“If the office is no longer spatial, what has it become? Where work and life are conflated, what is the relationship between the office and identity?” These are some of the questions posed by Out of Office, an exhibition exploring the evolution of the office from 1950 to a speculative 2050. Taking place at A/D/O—a fitting venue to explore shifting paradigms of work—and co-curated by Andrea Hill of TORTUGA Living, Alex Gilbert, and Soft-Firm, the exhibition tracks “the feedback loop” between design, technology, and the office.
The show is comprised of four installations. First upon entering, the interactive Water Cooler Talk places the ubiquitous conversation starter next to a live feed from a Slack group to suggest how “the symbolic heart of the office” has shifted, while phrases like “Step away” and “Work smarter, not harder” remind us of the negative repercussions of our always-connected culture.
There’s a sense of what we’re losing in The Supply Closet as well, which showcases an array of office supplies, many of which are now nostalgia-inducing. “It’s rare that we interface with anything other than a computer these days,” the curators told us in a recent interview. “What would it take to reinvigorate our senses and make for more inspiring modes of communication and creation? Can something as simple as receiving a letter in the mail help diminish our digital fatigue? We believe that the manual tools of work can continue to spark productivity even as they become less directly tied to our output.”
The meatiest component is the Evolution of the Desktop, a graphic timeline that tells “an associative story of how the office evolved alongside global events, cultural and political shifts, labor movements, and pop culture,” through the lens of several narrative arcs: from job security to flexibility, hierarchy to horizontality, profit-driven to innovation-driven, control to autonomy, homogeneity to diversity. The cloud-like graphics (likely inspired by Charles Jencks’s Evolutionary Tree diagram) express how “these values overlap and bleed into each other, setting the stage for inventions, emergent technologies, IPOs, and work movements,” the curators say. “It isn’t meant to be a definitive survey from 1920-2050…we intended to create an installation that offered a great deal of information about the evolving office in a single glance.”
Beneath the graphic, a standing desk prototype designed by Robert Propst—the originator of the cubicle furniture system—for Herman Miller in 1963 and SO-IL’s speculative furniture system designed for Knoll in 2014 bookend an array of workplace innovations, “from the curious to the canonical.”
Tucked away in a separate room, the dimly lit space of Wellness 2050 offers a place to rest under the familiar glow of a projection, which shows a bucolic landscape—more or less a stand-in image for wherever a worker would prefer to be.
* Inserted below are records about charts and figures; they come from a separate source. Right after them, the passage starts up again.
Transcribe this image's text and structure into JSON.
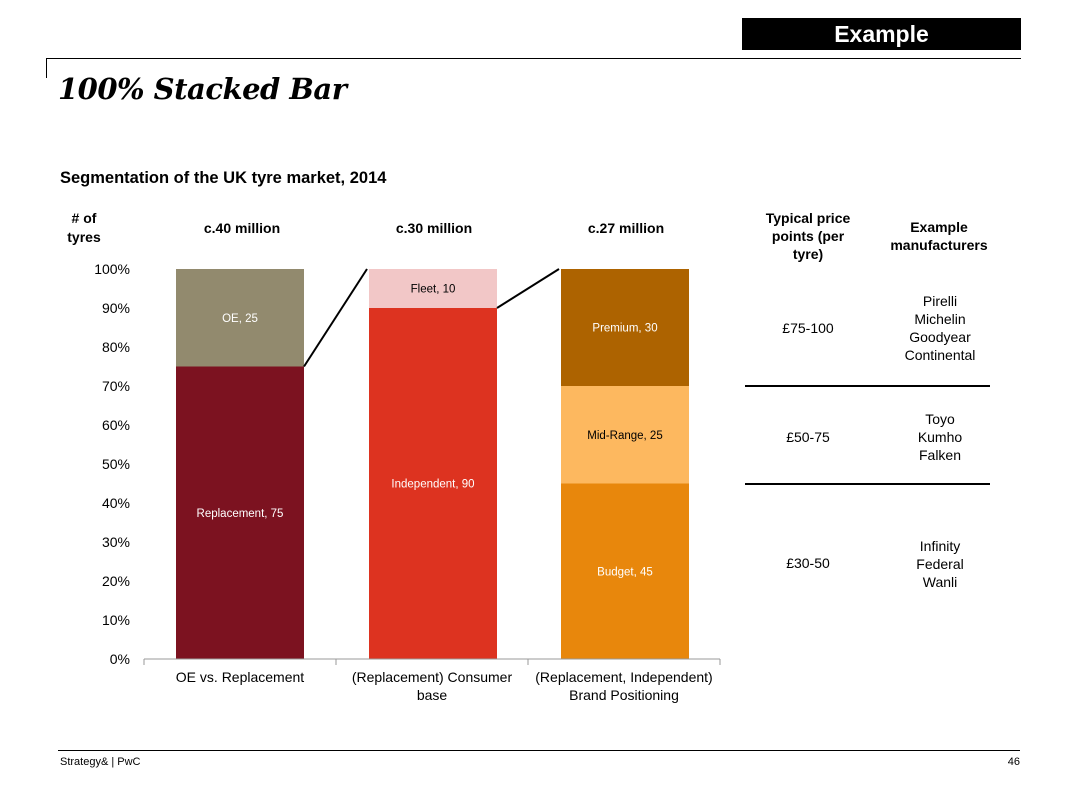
{
  "header": {
    "tag_label": "Example",
    "page_title": "100% Stacked Bar"
  },
  "chart_data": {
    "type": "bar",
    "stacked": true,
    "percent": true,
    "title": "Segmentation of the UK tyre market, 2014",
    "ylabel": "# of tyres",
    "ylim": [
      0,
      100
    ],
    "yticks": [
      "0%",
      "10%",
      "20%",
      "30%",
      "40%",
      "50%",
      "60%",
      "70%",
      "80%",
      "90%",
      "100%"
    ],
    "categories": [
      "OE vs. Replacement",
      "(Replacement) Consumer base",
      "(Replacement, Independent) Brand Positioning"
    ],
    "totals": [
      "c.40 million",
      "c.30 million",
      "c.27 million"
    ],
    "bars": [
      {
        "segments": [
          {
            "name": "Replacement",
            "value": 75,
            "color": "#7c1220",
            "label_color": "#ffffff"
          },
          {
            "name": "OE",
            "value": 25,
            "color": "#928a6e",
            "label_color": "#ffffff"
          }
        ]
      },
      {
        "segments": [
          {
            "name": "Independent",
            "value": 90,
            "color": "#dd3320",
            "label_color": "#ffffff"
          },
          {
            "name": "Fleet",
            "value": 10,
            "color": "#f2c7c7",
            "label_color": "#000000"
          }
        ]
      },
      {
        "segments": [
          {
            "name": "Budget",
            "value": 45,
            "color": "#e8870c",
            "label_color": "#ffffff"
          },
          {
            "name": "Mid-Range",
            "value": 25,
            "color": "#fdb85f",
            "label_color": "#000000"
          },
          {
            "name": "Premium",
            "value": 30,
            "color": "#ad6300",
            "label_color": "#ffffff"
          }
        ]
      }
    ]
  },
  "table": {
    "price_header": [
      "Typical price",
      "points (per",
      "tyre)"
    ],
    "mfr_header": [
      "Example",
      "manufacturers"
    ],
    "rows": [
      {
        "price": "£75-100",
        "manufacturers": [
          "Pirelli",
          "Michelin",
          "Goodyear",
          "Continental"
        ]
      },
      {
        "price": "£50-75",
        "manufacturers": [
          "Toyo",
          "Kumho",
          "Falken"
        ]
      },
      {
        "price": "£30-50",
        "manufacturers": [
          "Infinity",
          "Federal",
          "Wanli"
        ]
      }
    ]
  },
  "footer": {
    "source": "Strategy& | PwC",
    "page_number": "46"
  }
}
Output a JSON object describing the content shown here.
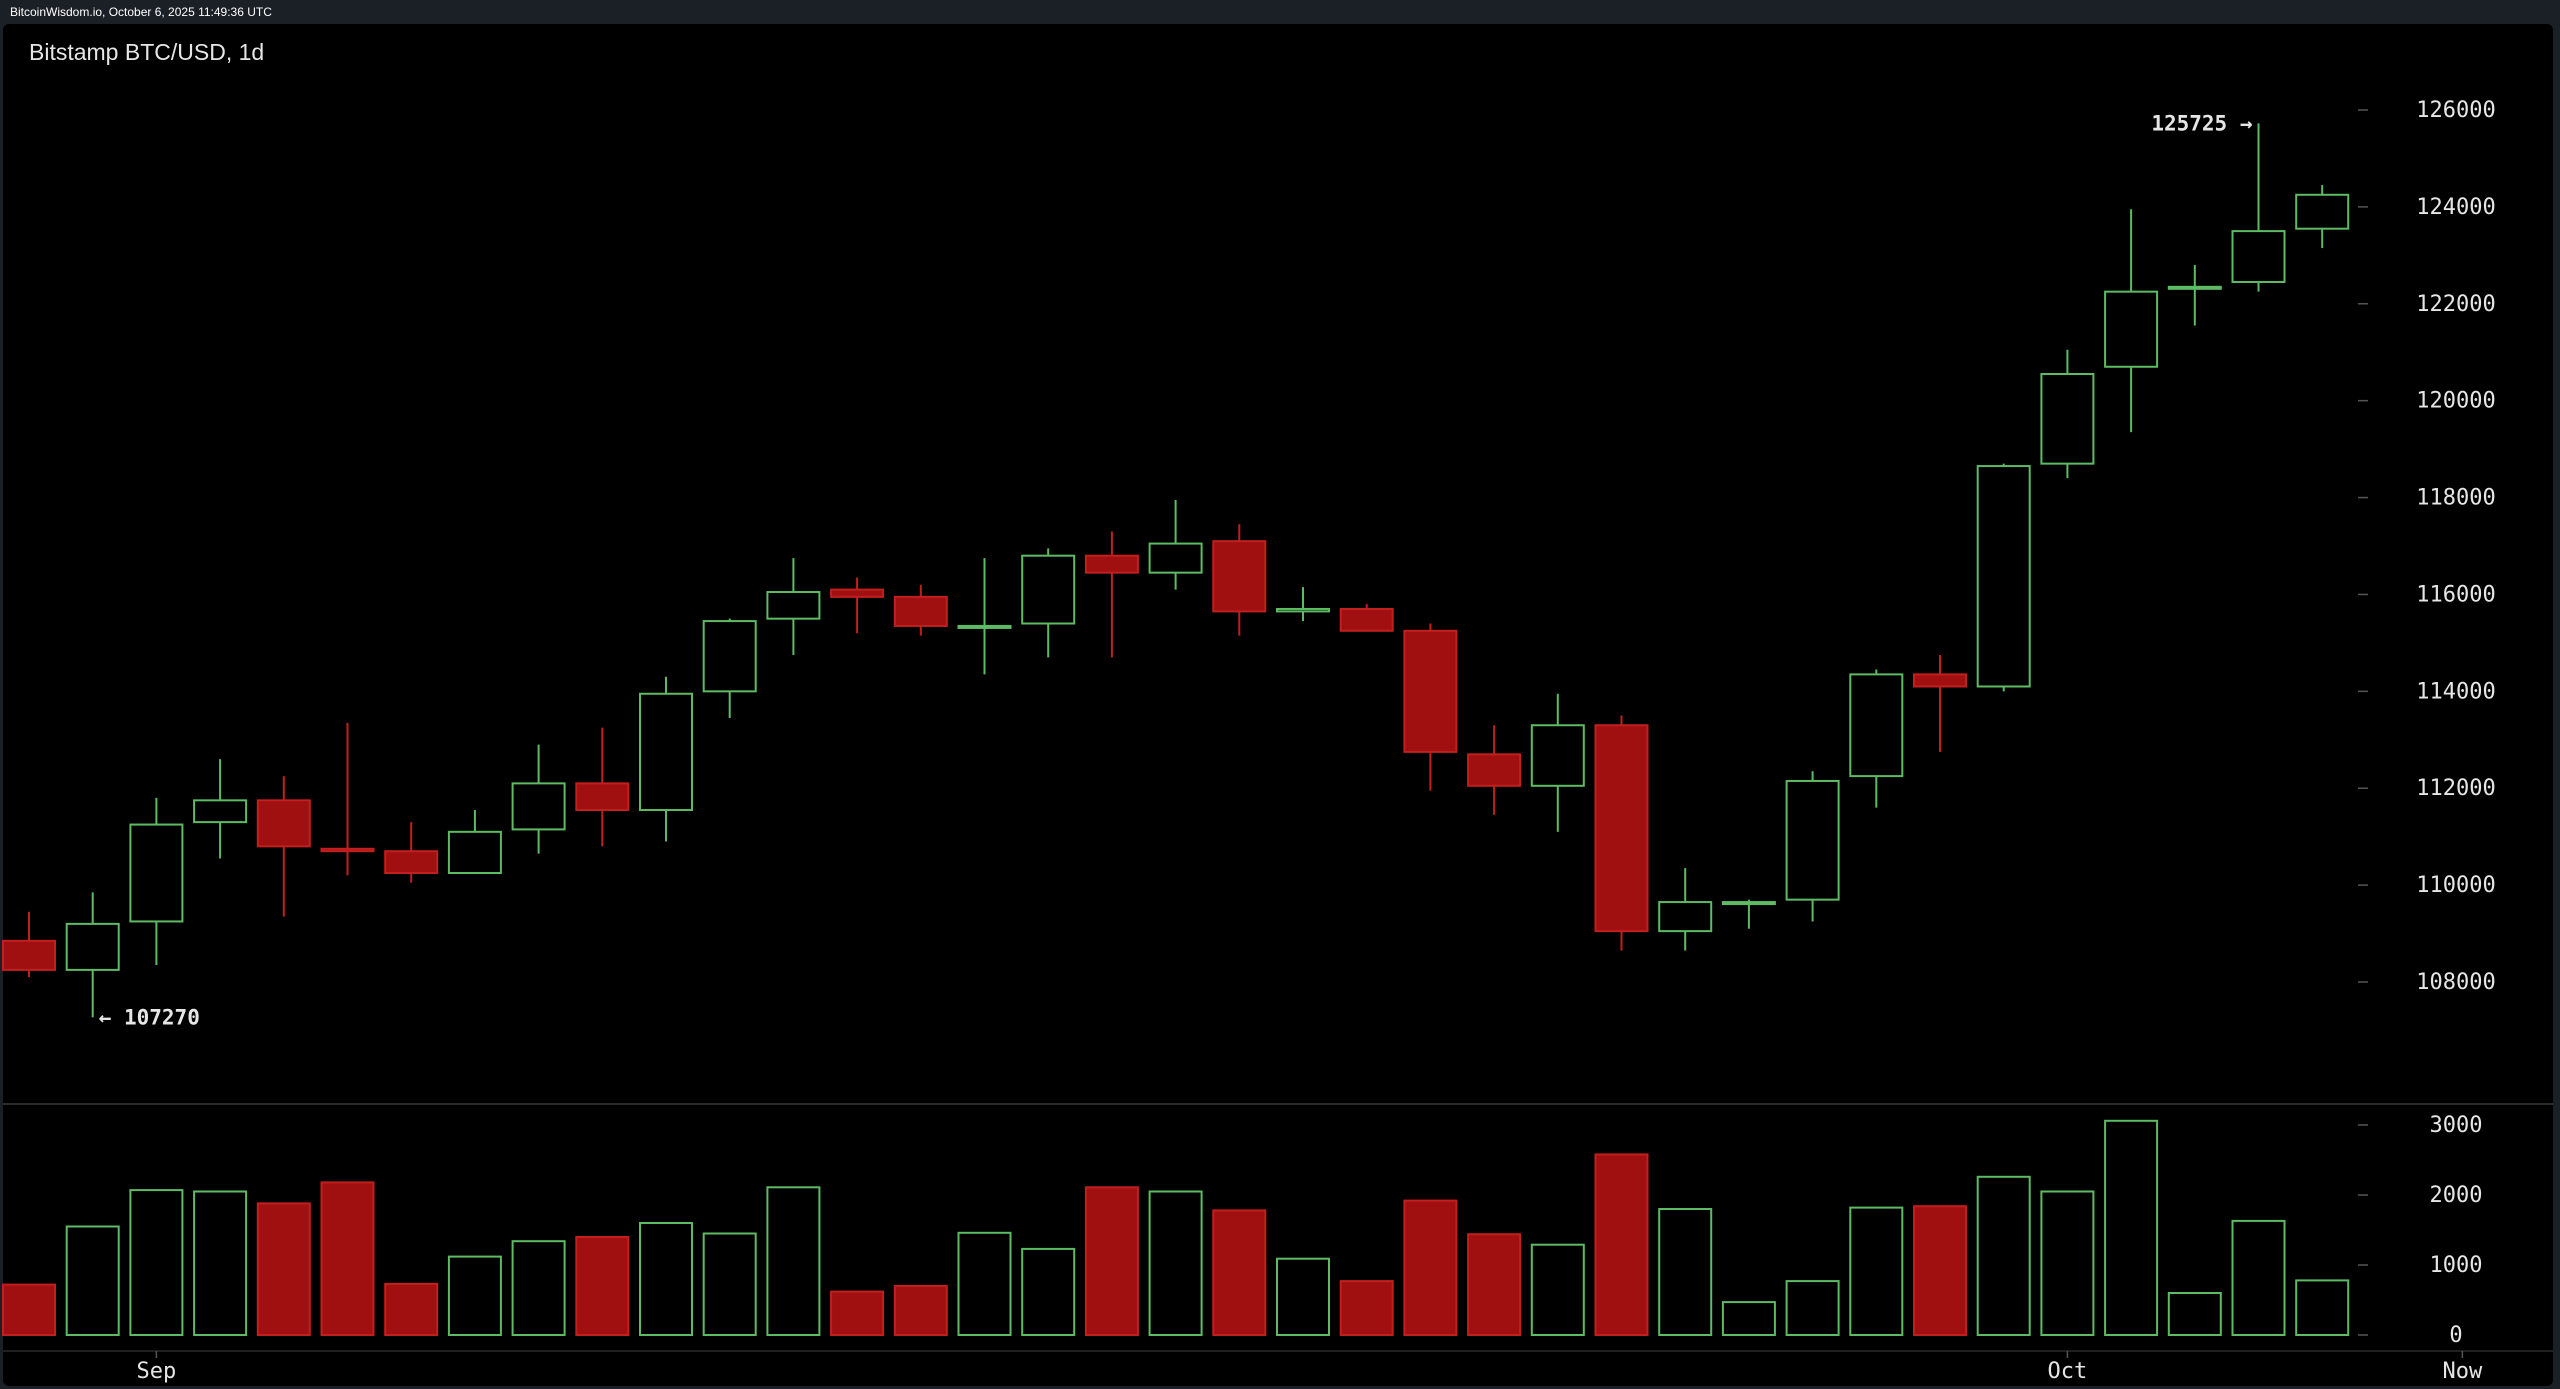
{
  "header": {
    "source_text": "BitcoinWisdom.io, October 6, 2025 11:49:36 UTC",
    "chart_title": "Bitstamp BTC/USD, 1d"
  },
  "colors": {
    "up": "#5dbb63",
    "down_fill": "#a01010",
    "down_line": "#c21f1f",
    "axis_text": "#e6e6e6",
    "separator": "#3a3a3a"
  },
  "chart_data": {
    "type": "candlestick",
    "title": "Bitstamp BTC/USD, 1d",
    "price_axis": {
      "ticks": [
        108000,
        110000,
        112000,
        114000,
        116000,
        118000,
        120000,
        122000,
        124000,
        126000
      ],
      "range": [
        106000,
        126800
      ]
    },
    "volume_axis": {
      "ticks": [
        0,
        1000,
        2000,
        3000
      ],
      "range": [
        0,
        3100
      ]
    },
    "x_labels": [
      {
        "text": "Sep",
        "index": 2
      },
      {
        "text": "Oct",
        "index": 32
      },
      {
        "text": "Now",
        "index": 38.2
      }
    ],
    "annotations": [
      {
        "text": "← 107270",
        "index": 1,
        "value": 107270,
        "side": "right"
      },
      {
        "text": "125725 →",
        "index": 35,
        "value": 125725,
        "side": "left"
      }
    ],
    "candles": [
      {
        "o": 108850,
        "h": 109450,
        "l": 108100,
        "c": 108250,
        "v": 720
      },
      {
        "o": 108250,
        "h": 109850,
        "l": 107270,
        "c": 109200,
        "v": 1550
      },
      {
        "o": 109250,
        "h": 111800,
        "l": 108350,
        "c": 111250,
        "v": 2070
      },
      {
        "o": 111300,
        "h": 112600,
        "l": 110550,
        "c": 111750,
        "v": 2050
      },
      {
        "o": 111750,
        "h": 112250,
        "l": 109350,
        "c": 110800,
        "v": 1880
      },
      {
        "o": 110750,
        "h": 113350,
        "l": 110200,
        "c": 110700,
        "v": 2180
      },
      {
        "o": 110700,
        "h": 111300,
        "l": 110050,
        "c": 110250,
        "v": 730
      },
      {
        "o": 110250,
        "h": 111550,
        "l": 110250,
        "c": 111100,
        "v": 1120
      },
      {
        "o": 111150,
        "h": 112900,
        "l": 110650,
        "c": 112100,
        "v": 1340
      },
      {
        "o": 112100,
        "h": 113250,
        "l": 110800,
        "c": 111550,
        "v": 1400
      },
      {
        "o": 111550,
        "h": 114300,
        "l": 110900,
        "c": 113950,
        "v": 1600
      },
      {
        "o": 114000,
        "h": 115500,
        "l": 113450,
        "c": 115450,
        "v": 1450
      },
      {
        "o": 115500,
        "h": 116750,
        "l": 114750,
        "c": 116050,
        "v": 2110
      },
      {
        "o": 116100,
        "h": 116350,
        "l": 115200,
        "c": 115950,
        "v": 620
      },
      {
        "o": 115950,
        "h": 116200,
        "l": 115150,
        "c": 115350,
        "v": 700
      },
      {
        "o": 115350,
        "h": 116750,
        "l": 114350,
        "c": 115350,
        "v": 1460
      },
      {
        "o": 115400,
        "h": 116950,
        "l": 114700,
        "c": 116800,
        "v": 1230
      },
      {
        "o": 116800,
        "h": 117300,
        "l": 114700,
        "c": 116450,
        "v": 2110
      },
      {
        "o": 116450,
        "h": 117950,
        "l": 116100,
        "c": 117050,
        "v": 2050
      },
      {
        "o": 117100,
        "h": 117450,
        "l": 115150,
        "c": 115650,
        "v": 1780
      },
      {
        "o": 115650,
        "h": 116150,
        "l": 115450,
        "c": 115700,
        "v": 1090
      },
      {
        "o": 115700,
        "h": 115800,
        "l": 115250,
        "c": 115250,
        "v": 770
      },
      {
        "o": 115250,
        "h": 115400,
        "l": 111950,
        "c": 112750,
        "v": 1920
      },
      {
        "o": 112700,
        "h": 113300,
        "l": 111450,
        "c": 112050,
        "v": 1440
      },
      {
        "o": 112050,
        "h": 113950,
        "l": 111100,
        "c": 113300,
        "v": 1290
      },
      {
        "o": 113300,
        "h": 113500,
        "l": 108650,
        "c": 109050,
        "v": 2580
      },
      {
        "o": 109050,
        "h": 110350,
        "l": 108650,
        "c": 109650,
        "v": 1800
      },
      {
        "o": 109650,
        "h": 109700,
        "l": 109100,
        "c": 109650,
        "v": 470
      },
      {
        "o": 109700,
        "h": 112350,
        "l": 109250,
        "c": 112150,
        "v": 770
      },
      {
        "o": 112250,
        "h": 114450,
        "l": 111600,
        "c": 114350,
        "v": 1820
      },
      {
        "o": 114350,
        "h": 114750,
        "l": 112750,
        "c": 114100,
        "v": 1840
      },
      {
        "o": 114100,
        "h": 118700,
        "l": 114000,
        "c": 118650,
        "v": 2260
      },
      {
        "o": 118700,
        "h": 121050,
        "l": 118400,
        "c": 120550,
        "v": 2050
      },
      {
        "o": 120700,
        "h": 123950,
        "l": 119350,
        "c": 122250,
        "v": 3060
      },
      {
        "o": 122350,
        "h": 122800,
        "l": 121550,
        "c": 122350,
        "v": 600
      },
      {
        "o": 122450,
        "h": 125725,
        "l": 122250,
        "c": 123500,
        "v": 1630
      },
      {
        "o": 123550,
        "h": 124450,
        "l": 123150,
        "c": 124250,
        "v": 780
      }
    ]
  }
}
Will conference rooms be transformed into wellness rooms? “With the increasing virtuality of work and nature, spaces for escaping and unplugging from our new reality may be the new normal.”
Each distinct installation expands on the exhibition’s underlying questions and teases out even more strands of thought to chew on—but don’t go in expecting any answers. Ultimately the show hopes to “prompt designers to expand their role in the creation of new, humanistic formats for work.”
What do the curators forecast for the future of office design? “Office design has become increasingly about wearables,” they say. “Building technology will become smarter over time (like a device) and office technology will catch up to the algorithm.”